Don’t misunderstand me: all trans people face discrimination. Face adversity. Face danger. I was fired in 2010 for being trans, and know all too well how it feels to be told you’re not good enough because of something you are rather than your skills or qualifications. As a community, we need to stand together: black, white, male, female, genderqueer, gay, straight, bi, monogamous, poly, and all the other identities and combinations of identities I’m not listing. I have trans friends who were kicked out of their homes by their parents, forced off hormones after losing their jobs, pushed into sex work or the drug trade because those were the only doors they felt were open to them.
But I couldn’t stand here and perform my original piece, which discusses how difficult “we” have it, without acknowledging that the “we” of the trans community is a big “we;” it would be unfair of me to pretend that every member of the trans community faces the exact same obstacles. An injustice to one is an injustice to all, but – quite frankly – I’m not likely to be harassed by the Chicago Police or end up murdered in an alleyway, simply because I was born with a lucky, lighter skin color than some of my trans brothers and sisters. We all face the same dangers, but it is irresponsible to pretend we all face them equally.
So where does that leave me? More importantly, where does that leave the Trans Day of Remembrance?

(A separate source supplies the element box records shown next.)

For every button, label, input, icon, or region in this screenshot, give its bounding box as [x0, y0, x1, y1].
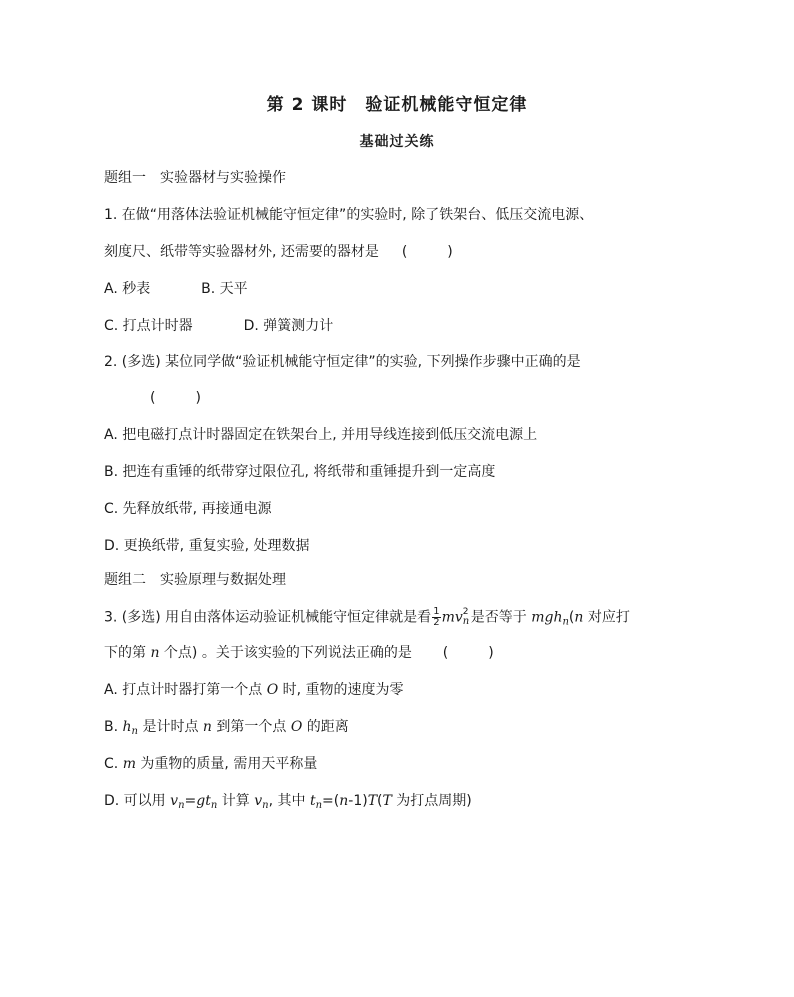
q3-optB-n: n — [202, 719, 212, 735]
q2-option-b: B. 把连有重锤的纸带穿过限位孔, 将纸带和重锤提升到一定高度 — [104, 464, 496, 480]
q2-answer-paren — [150, 388, 201, 408]
q3-optD-t: t — [309, 793, 316, 809]
q3-optB-text-b: 是计时点 — [138, 719, 203, 735]
q3-optD-gt: gt — [196, 793, 211, 809]
q3-fraction — [432, 607, 440, 628]
q3-optD-text-a: D. 可以用 — [104, 793, 171, 809]
q3-stem-paren: ( — [568, 609, 575, 626]
q2-option-d: D. 更换纸带, 重复实验, 处理数据 — [104, 538, 310, 554]
q3-optD-v: v — [170, 793, 179, 809]
q3-optD-text-d: =( — [322, 793, 340, 809]
q3-expr-mgh-subscript: n — [562, 616, 569, 628]
q3-stem-mid: 是否等于 — [470, 609, 532, 626]
q2-answer-paren-close: ) — [195, 390, 201, 406]
q1-option-a: A. 秒表 — [104, 281, 151, 297]
q3-optD-text-b: 计算 — [217, 793, 255, 809]
q1-option-c: C. 打点计时器 — [104, 318, 193, 334]
page-subtitle: 基础过关练 — [359, 134, 435, 150]
q1-options-row2 — [104, 316, 333, 336]
q3-optA-text-b: 时, 重物的速度为零 — [278, 682, 404, 698]
q3-optC-text-b: 为重物的质量, 需用天平称量 — [135, 756, 318, 772]
q3-optC-m: m — [122, 756, 136, 772]
q1-stem-line1: 1. 在做“用落体法验证机械能守恒定律”的实验时, 除了铁架台、低压交流电源、 — [104, 207, 594, 223]
q3-answer-paren-open: ( — [442, 645, 449, 661]
q1-options-row1 — [104, 279, 248, 299]
q3-stem-suffix: 对应打 — [583, 609, 630, 626]
q2-option-a: A. 把电磁打点计时器固定在铁架台上, 并用导线连接到低压交流电源上 — [104, 427, 538, 443]
q3-optD-text-g: 为打点周期) — [391, 793, 472, 809]
q3-optD-gt-sub: n — [210, 800, 218, 811]
q3-stem2-n: n — [150, 645, 160, 661]
q3-stem2-a: 下的第 — [104, 645, 151, 661]
q3-stem-line2 — [104, 643, 494, 663]
group1-heading: 题组一 实验器材与实验操作 — [104, 170, 286, 186]
q1-option-d: D. 弹簧测力计 — [243, 318, 334, 334]
q3-optA-text-a: A. 打点计时器打第一个点 — [104, 682, 267, 698]
q1-answer-paren-close: ) — [447, 244, 453, 260]
q3-expr-subscript: n — [462, 615, 470, 627]
q3-optB-h-sub: n — [131, 726, 138, 737]
q3-optC-text-a: C. — [104, 756, 123, 772]
q3-optD-T2: T — [382, 793, 392, 809]
q3-expr-mgh: mgh — [531, 609, 563, 626]
q3-expr-mv: mv — [441, 609, 463, 626]
q1-option-b: B. 天平 — [201, 281, 248, 297]
group2-heading: 题组二 实验原理与数据处理 — [104, 572, 286, 588]
q3-option-a — [104, 680, 404, 700]
q3-optD-v2: v — [254, 793, 263, 809]
q3-optB-text-d: 的距离 — [302, 719, 349, 735]
q3-fraction-numerator: 1 — [433, 606, 440, 617]
q3-optB-h: h — [122, 719, 132, 735]
q3-answer-paren-close: ) — [488, 645, 494, 661]
q3-optD-eq: = — [184, 793, 197, 809]
q3-optD-text-e: -1) — [348, 793, 368, 809]
q3-optD-text-f: ( — [377, 793, 383, 809]
q3-option-b — [104, 717, 349, 742]
q3-optD-text-c: , 其中 — [268, 793, 310, 809]
q3-optD-n: n — [339, 793, 349, 809]
q3-fraction-denominator: 2 — [433, 617, 440, 628]
q1-stem-line2 — [104, 242, 453, 262]
page-title: 第 2 课时 验证机械能守恒定律 — [266, 95, 528, 115]
q3-optB-text-a: B. — [104, 719, 123, 735]
q3-expr-superscript: 2 — [462, 606, 469, 617]
q3-optD-v-sub: n — [178, 800, 185, 811]
q2-option-c: C. 先释放纸带, 再接通电源 — [104, 501, 272, 517]
q3-optD-T: T — [367, 793, 378, 809]
q3-optD-t-sub: n — [315, 800, 323, 811]
q3-option-d — [104, 791, 472, 816]
q3-stem-prefix: 3. (多选) 用自由落体运动验证机械能守恒定律就是看 — [104, 609, 432, 626]
q1-stem-text: 刻度尺、纸带等实验器材外, 还需要的器材是 — [104, 244, 379, 260]
q3-stem2-b: 个点) 。关于该实验的下列说法正确的是 — [159, 645, 412, 661]
q1-answer-paren-open: ( — [401, 244, 408, 260]
q3-optB-o: O — [290, 719, 303, 735]
q3-option-c — [104, 754, 317, 774]
q2-answer-paren-open: ( — [150, 390, 156, 406]
q3-optD-v2-sub: n — [262, 800, 269, 811]
q2-stem-line1: 2. (多选) 某位同学做“验证机械能守恒定律”的实验, 下列操作步骤中正确的是 — [104, 354, 581, 370]
q3-stem-line1 — [104, 607, 630, 633]
q3-stem-n: n — [574, 609, 584, 626]
q3-optA-o: O — [266, 682, 279, 698]
q3-optB-text-c: 到第一个点 — [211, 719, 291, 735]
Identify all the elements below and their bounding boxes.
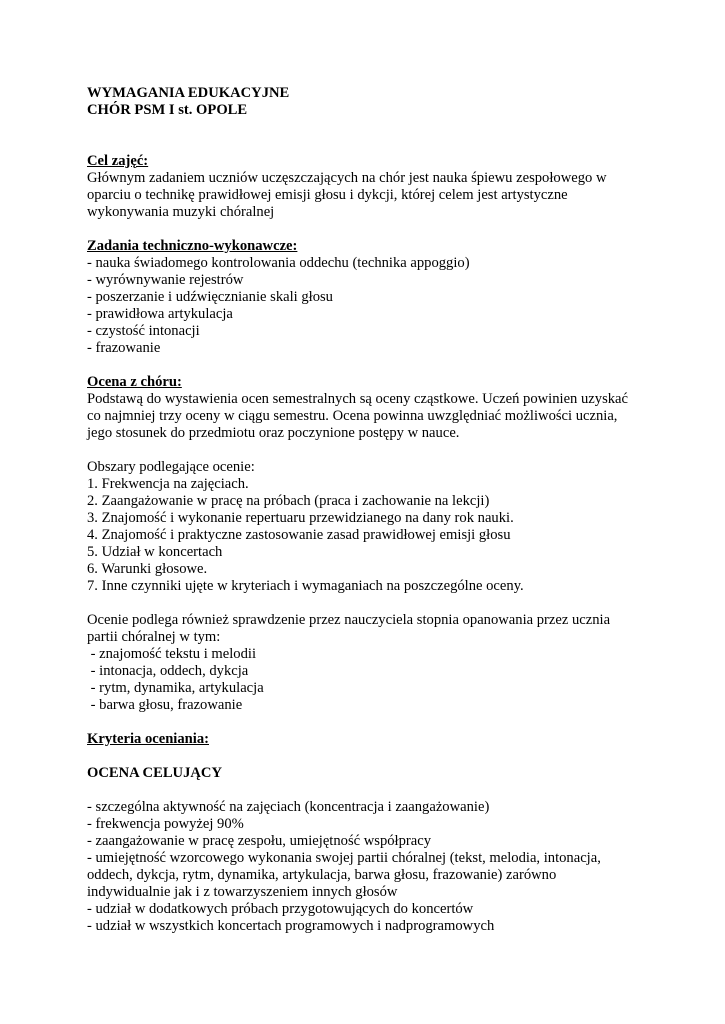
list-item: - poszerzanie i udźwięcznianie skali głosu — [87, 289, 333, 305]
list-item: - barwa głosu, frazowanie — [87, 697, 243, 713]
numbered-item: 3. Znajomość i wykonanie repertuaru przewidzianego na dany rok nauki. — [87, 510, 514, 526]
list-item: - zaangażowanie w pracę zespołu, umiejętność współpracy — [87, 833, 432, 849]
list-item: - nauka świadomego kontrolowania oddechu (technika appoggio) — [87, 255, 470, 271]
list-item: - intonacja, oddech, dykcja — [87, 663, 249, 679]
paragraph-line: Obszary podlegające ocenie: — [87, 459, 255, 475]
list-item: - frazowanie — [87, 340, 161, 356]
numbered-item: 7. Inne czynniki ujęte w kryteriach i wymaganiach na poszczególne oceny. — [87, 578, 524, 594]
list-item: - czystość intonacji — [87, 323, 200, 339]
section-heading-celujacy: OCENA CELUJĄCY — [87, 765, 223, 781]
list-item: - szczególna aktywność na zajęciach (koncentracja i zaangażowanie) — [87, 799, 490, 815]
list-item: - frekwencja powyżej 90% — [87, 816, 244, 832]
section-cel — [87, 153, 647, 221]
numbered-item: 4. Znajomość i praktyczne zastosowanie zasad prawidłowej emisji głosu — [87, 527, 511, 543]
numbered-item: 6. Warunki głosowe. — [87, 561, 208, 577]
paragraph-line: wykonywania muzyki chóralnej — [87, 204, 275, 220]
section-ocena — [87, 374, 647, 442]
numbered-item: 5. Udział w koncertach — [87, 544, 223, 560]
list-item: - znajomość tekstu i melodii — [87, 646, 257, 662]
paragraph-line: oparciu o technikę prawidłowej emisji głosu i dykcji, której celem jest artystyczne — [87, 187, 568, 203]
document-title-line-2: CHÓR PSM I st. OPOLE — [87, 102, 248, 118]
document-title-line-1: WYMAGANIA EDUKACYJNE — [87, 85, 290, 101]
paragraph-line: Podstawą do wystawienia ocen semestralnych są oceny cząstkowe. Uczeń powinien uzyskać — [87, 391, 629, 407]
section-heading-zadania: Zadania techniczno-wykonawcze: — [87, 238, 298, 254]
section-sprawdzenie — [87, 612, 647, 714]
document-page — [87, 85, 647, 935]
list-item: - umiejętność wzorcowego wykonania swojej partii chóralnej (tekst, melodia, intonacja, — [87, 850, 601, 866]
paragraph-line: Głównym zadaniem uczniów uczęszczających na chór jest nauka śpiewu zespołowego w — [87, 170, 607, 186]
paragraph-line: Ocenie podlega również sprawdzenie przez nauczyciela stopnia opanowania przez ucznia — [87, 612, 611, 628]
section-obszary — [87, 459, 647, 595]
paragraph-line: partii chóralnej w tym: — [87, 629, 221, 645]
numbered-item: 1. Frekwencja na zajęciach. — [87, 476, 249, 492]
list-item: - prawidłowa artykulacja — [87, 306, 233, 322]
section-heading-cel: Cel zajęć: — [87, 153, 149, 169]
list-item: oddech, dykcja, rytm, dynamika, artykulacja, barwa głosu, frazowanie) zarówno — [87, 867, 557, 883]
section-heading-ocena: Ocena z chóru: — [87, 374, 182, 390]
paragraph-line: jego stosunek do przedmiotu oraz poczynione postępy w nauce. — [87, 425, 460, 441]
section-celujacy — [87, 765, 647, 935]
paragraph-line: co najmniej trzy oceny w ciągu semestru. Ocena powinna uwzględniać możliwości ucznia, — [87, 408, 618, 424]
list-item: - rytm, dynamika, artykulacja — [87, 680, 264, 696]
numbered-item: 2. Zaangażowanie w pracę na próbach (praca i zachowanie na lekcji) — [87, 493, 490, 509]
list-item: - udział w wszystkich koncertach programowych i nadprogramowych — [87, 918, 495, 934]
list-item: - wyrównywanie rejestrów — [87, 272, 244, 288]
section-heading-kryteria: Kryteria oceniania: — [87, 731, 209, 747]
list-item: - udział w dodatkowych próbach przygotowujących do koncertów — [87, 901, 474, 917]
section-zadania — [87, 238, 647, 357]
list-item: indywidualnie jak i z towarzyszeniem innych głosów — [87, 884, 398, 900]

I’ll be honest, I’m ready to retire the Trans Day of Remembrance. Or, at the very least, see it transformed significantly. The TDOR website has pictures of white people like me talking about people with darker skin being killed, and I don’t like being one more privileged white woman pretending that, by lighting a candle, I’ve made a difference. Likewise, many of the cisgender people here are amazing allies of the trans community, acting up and speaking out every single day. But I suspect some of you are less frequent allies, who come to the Transgender Day of Remembrance and then don’t think about trans issues the other 364 days of the year.
Instead of the TDOR as it currently exists, I have a different idea. A call for November 2013, to contain a Transgender Day of Action. Lets use the next year to figure out where the HRC’s $250, the start of all this discussion, could be put to use. Would it be with GenderJust? The Night Ministry? The Broadway Youth Center? Soy Quien Soy? An organization that I haven’t heard of, or that doesn’t yet exist?
As trans people, we’re used to being pushed aside or forgotten about. The Stonewall Riots (and the Compton Cafeteria Riots which preceded them) were full of strong trans women of color. The gay rights movement forget or ignored them for 40 years. Occupy Wall Street was founded in part by fantastic trans women in New York City, and its website continues to be updated by them every day. The mainstream media hasn’t once made a note of this, and Occupy Wall Street actually had a “women born women” space for a while at its encampment in New York.
But we will keep fighting for our rights, in spite of and because of the fact that we’re pushed aside. More trans people will be killed this next year. Given how things have gone in the past, they’re most likely to be trans women of color. But rather than counting them at a day of remembrance, lets fight for them at a day of action.